2. How does Amazon HealthLake handle unstructured healthcare data?

Amazon HealthLake uses machine learning and medical NLP to extract key medical information from unstructured data like clinical notes, prescriptions, and imaging reports. It then tags and indexes this data with details such as diagnoses, medications, and procedures, enabling healthcare providers to build a comprehensive patient record.

3. What are the benefits of using FHIR format in Amazon HealthLake?

The FHIR (Fast Healthcare Interoperability Resources) format ensures that data stored in Amazon HealthLake is interoperable and standardized, making it easier to exchange information across healthcare systems, comply with regulatory requirements, and perform advanced analytics without the need for complex data transformations.

4. Can Amazon HealthLake integrate with analytics and ML tools?

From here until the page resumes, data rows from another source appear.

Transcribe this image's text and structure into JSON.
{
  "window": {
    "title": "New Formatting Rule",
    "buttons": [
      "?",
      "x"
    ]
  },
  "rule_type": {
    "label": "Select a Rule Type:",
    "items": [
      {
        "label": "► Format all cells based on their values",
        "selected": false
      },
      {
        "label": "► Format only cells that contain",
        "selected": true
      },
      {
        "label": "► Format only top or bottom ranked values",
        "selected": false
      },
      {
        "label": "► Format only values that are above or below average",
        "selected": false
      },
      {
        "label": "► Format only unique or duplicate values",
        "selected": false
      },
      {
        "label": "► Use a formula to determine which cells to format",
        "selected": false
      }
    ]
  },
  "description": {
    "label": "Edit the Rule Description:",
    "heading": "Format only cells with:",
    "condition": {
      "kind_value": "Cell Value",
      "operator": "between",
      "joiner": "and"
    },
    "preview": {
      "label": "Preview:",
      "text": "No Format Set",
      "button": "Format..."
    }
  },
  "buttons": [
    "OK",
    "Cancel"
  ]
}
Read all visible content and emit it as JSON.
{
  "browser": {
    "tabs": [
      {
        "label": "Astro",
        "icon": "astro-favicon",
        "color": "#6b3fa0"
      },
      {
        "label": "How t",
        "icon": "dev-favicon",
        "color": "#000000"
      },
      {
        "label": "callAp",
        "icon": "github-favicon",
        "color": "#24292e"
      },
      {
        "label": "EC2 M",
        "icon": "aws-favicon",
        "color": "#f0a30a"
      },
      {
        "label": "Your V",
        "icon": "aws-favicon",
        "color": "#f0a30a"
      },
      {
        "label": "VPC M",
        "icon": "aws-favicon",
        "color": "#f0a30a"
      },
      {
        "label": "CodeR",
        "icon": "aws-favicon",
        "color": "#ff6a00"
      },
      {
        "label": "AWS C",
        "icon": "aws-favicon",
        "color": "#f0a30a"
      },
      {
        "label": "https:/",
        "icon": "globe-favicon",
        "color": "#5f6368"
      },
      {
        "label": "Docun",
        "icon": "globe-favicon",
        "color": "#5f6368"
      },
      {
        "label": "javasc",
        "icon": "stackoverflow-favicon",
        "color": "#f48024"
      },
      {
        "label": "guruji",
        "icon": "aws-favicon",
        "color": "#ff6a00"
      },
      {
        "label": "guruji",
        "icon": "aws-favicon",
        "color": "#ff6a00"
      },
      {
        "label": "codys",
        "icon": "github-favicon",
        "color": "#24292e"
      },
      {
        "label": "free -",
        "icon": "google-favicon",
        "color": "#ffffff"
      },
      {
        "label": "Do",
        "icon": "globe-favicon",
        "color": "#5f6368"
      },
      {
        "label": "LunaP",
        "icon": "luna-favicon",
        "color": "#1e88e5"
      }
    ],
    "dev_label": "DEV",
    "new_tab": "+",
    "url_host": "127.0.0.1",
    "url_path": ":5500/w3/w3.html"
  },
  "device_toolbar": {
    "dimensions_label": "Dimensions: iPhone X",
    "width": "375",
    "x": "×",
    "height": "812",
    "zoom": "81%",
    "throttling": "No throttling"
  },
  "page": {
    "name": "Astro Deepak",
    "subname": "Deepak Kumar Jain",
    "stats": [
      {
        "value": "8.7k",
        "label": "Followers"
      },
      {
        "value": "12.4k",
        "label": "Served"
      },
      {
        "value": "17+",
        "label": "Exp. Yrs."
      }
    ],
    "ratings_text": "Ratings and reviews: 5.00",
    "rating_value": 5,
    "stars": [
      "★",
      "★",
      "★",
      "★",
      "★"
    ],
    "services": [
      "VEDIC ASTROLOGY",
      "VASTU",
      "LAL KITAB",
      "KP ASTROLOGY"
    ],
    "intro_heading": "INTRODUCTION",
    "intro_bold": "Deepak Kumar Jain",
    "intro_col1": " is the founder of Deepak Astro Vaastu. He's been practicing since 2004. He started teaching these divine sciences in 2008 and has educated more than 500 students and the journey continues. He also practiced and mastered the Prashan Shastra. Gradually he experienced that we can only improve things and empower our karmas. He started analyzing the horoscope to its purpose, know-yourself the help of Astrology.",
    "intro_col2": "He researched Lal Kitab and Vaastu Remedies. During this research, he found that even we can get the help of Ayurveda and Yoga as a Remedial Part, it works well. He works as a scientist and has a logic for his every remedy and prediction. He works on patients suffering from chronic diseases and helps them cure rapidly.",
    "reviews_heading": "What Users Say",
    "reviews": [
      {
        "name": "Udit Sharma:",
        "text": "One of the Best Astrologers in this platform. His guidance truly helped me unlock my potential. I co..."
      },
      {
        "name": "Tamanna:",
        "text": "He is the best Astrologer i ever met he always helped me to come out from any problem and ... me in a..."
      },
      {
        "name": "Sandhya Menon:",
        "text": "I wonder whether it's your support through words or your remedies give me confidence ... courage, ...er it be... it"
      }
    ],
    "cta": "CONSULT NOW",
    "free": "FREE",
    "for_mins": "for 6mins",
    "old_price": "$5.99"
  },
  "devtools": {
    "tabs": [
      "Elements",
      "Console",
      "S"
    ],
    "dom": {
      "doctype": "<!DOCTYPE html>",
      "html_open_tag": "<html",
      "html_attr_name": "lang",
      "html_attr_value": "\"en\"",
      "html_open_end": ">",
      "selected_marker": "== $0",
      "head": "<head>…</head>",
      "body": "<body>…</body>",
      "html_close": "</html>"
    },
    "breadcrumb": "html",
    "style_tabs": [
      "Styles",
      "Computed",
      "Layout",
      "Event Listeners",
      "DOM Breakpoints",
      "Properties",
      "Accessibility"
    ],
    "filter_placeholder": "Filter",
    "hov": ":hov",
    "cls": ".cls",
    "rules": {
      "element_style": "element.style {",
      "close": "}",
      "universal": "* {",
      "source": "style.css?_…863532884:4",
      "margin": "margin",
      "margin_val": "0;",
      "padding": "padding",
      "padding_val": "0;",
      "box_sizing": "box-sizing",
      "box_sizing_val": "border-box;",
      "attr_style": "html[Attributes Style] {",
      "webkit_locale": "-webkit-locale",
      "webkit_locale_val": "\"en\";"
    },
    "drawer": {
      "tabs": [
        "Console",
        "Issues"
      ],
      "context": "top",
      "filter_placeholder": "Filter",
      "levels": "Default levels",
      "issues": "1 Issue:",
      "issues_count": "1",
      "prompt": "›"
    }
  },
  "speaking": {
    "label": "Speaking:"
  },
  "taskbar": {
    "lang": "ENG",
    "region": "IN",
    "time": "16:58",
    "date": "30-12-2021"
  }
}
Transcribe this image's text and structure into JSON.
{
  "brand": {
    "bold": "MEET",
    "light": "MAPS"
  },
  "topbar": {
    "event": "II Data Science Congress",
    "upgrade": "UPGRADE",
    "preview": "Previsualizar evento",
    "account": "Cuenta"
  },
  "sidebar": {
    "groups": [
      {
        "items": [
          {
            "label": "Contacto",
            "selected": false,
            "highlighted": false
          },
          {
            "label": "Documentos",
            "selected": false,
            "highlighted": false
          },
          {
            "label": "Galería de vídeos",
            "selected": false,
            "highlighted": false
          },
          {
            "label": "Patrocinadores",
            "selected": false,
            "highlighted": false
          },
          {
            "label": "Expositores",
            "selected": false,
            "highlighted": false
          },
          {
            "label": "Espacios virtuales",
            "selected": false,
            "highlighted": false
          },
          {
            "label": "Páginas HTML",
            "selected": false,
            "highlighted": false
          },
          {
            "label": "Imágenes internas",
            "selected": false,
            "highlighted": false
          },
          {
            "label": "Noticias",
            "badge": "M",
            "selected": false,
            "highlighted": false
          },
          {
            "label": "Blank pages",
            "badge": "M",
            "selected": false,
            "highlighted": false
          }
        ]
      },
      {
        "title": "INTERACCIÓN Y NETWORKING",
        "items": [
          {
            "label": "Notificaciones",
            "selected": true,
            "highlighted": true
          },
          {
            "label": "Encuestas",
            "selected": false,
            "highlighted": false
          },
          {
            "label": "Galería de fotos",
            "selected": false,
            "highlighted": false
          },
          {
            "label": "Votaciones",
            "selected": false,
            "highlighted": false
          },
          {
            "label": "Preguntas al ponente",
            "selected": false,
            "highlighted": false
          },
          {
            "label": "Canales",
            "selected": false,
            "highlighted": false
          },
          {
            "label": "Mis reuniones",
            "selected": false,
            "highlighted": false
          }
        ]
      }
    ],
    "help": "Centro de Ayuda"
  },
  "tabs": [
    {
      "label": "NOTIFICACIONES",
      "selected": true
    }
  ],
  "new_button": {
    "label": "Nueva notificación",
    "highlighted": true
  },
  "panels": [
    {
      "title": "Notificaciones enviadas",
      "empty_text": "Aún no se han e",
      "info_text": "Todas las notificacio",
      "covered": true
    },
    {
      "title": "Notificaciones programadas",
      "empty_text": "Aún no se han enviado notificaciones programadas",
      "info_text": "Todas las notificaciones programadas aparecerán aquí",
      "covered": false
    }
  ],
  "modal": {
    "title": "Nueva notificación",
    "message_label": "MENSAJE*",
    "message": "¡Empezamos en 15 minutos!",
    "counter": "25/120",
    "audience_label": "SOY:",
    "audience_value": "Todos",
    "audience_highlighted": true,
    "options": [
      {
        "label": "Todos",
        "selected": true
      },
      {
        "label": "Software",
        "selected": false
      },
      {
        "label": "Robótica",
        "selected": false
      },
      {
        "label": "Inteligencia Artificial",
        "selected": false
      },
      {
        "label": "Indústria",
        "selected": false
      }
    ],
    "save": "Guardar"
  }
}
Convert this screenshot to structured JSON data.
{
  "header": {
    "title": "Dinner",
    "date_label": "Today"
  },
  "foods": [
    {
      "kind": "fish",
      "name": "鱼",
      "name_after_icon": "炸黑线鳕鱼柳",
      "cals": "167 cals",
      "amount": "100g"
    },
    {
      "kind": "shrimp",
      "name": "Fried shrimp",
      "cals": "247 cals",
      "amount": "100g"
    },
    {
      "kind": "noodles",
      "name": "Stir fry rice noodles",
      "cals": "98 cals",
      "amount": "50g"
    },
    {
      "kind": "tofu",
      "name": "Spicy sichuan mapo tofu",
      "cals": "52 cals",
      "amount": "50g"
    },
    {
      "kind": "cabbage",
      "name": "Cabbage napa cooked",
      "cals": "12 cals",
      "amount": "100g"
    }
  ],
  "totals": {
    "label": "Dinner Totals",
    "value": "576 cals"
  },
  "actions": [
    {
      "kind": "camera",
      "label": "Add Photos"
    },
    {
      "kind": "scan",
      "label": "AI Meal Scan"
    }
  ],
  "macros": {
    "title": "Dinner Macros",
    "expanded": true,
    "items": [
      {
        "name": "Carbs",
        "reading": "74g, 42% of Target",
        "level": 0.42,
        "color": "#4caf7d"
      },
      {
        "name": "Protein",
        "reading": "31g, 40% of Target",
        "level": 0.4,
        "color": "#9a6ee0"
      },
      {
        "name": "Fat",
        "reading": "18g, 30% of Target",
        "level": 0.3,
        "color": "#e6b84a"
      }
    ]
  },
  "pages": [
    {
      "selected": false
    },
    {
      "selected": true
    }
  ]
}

Yes. Once data is ingested and normalized, it can be integrated with Amazon QuickSight for creating dashboards and visualizations, and Amazon SageMaker to build, train, and deploy predictive machine learning models, such as those for predicting readmission rates, disease progression, or treatment outcomes.

5. Is Amazon HealthLake available in all AWS regions?

As of now, Amazon HealthLake is available only in US East (N. Virginia) region, but AWS is expected to expand it to more areas over time. Organizations outside this region can still utilize HealthLake, but should consider latency, compliance, and data residency requirements prior to deployment.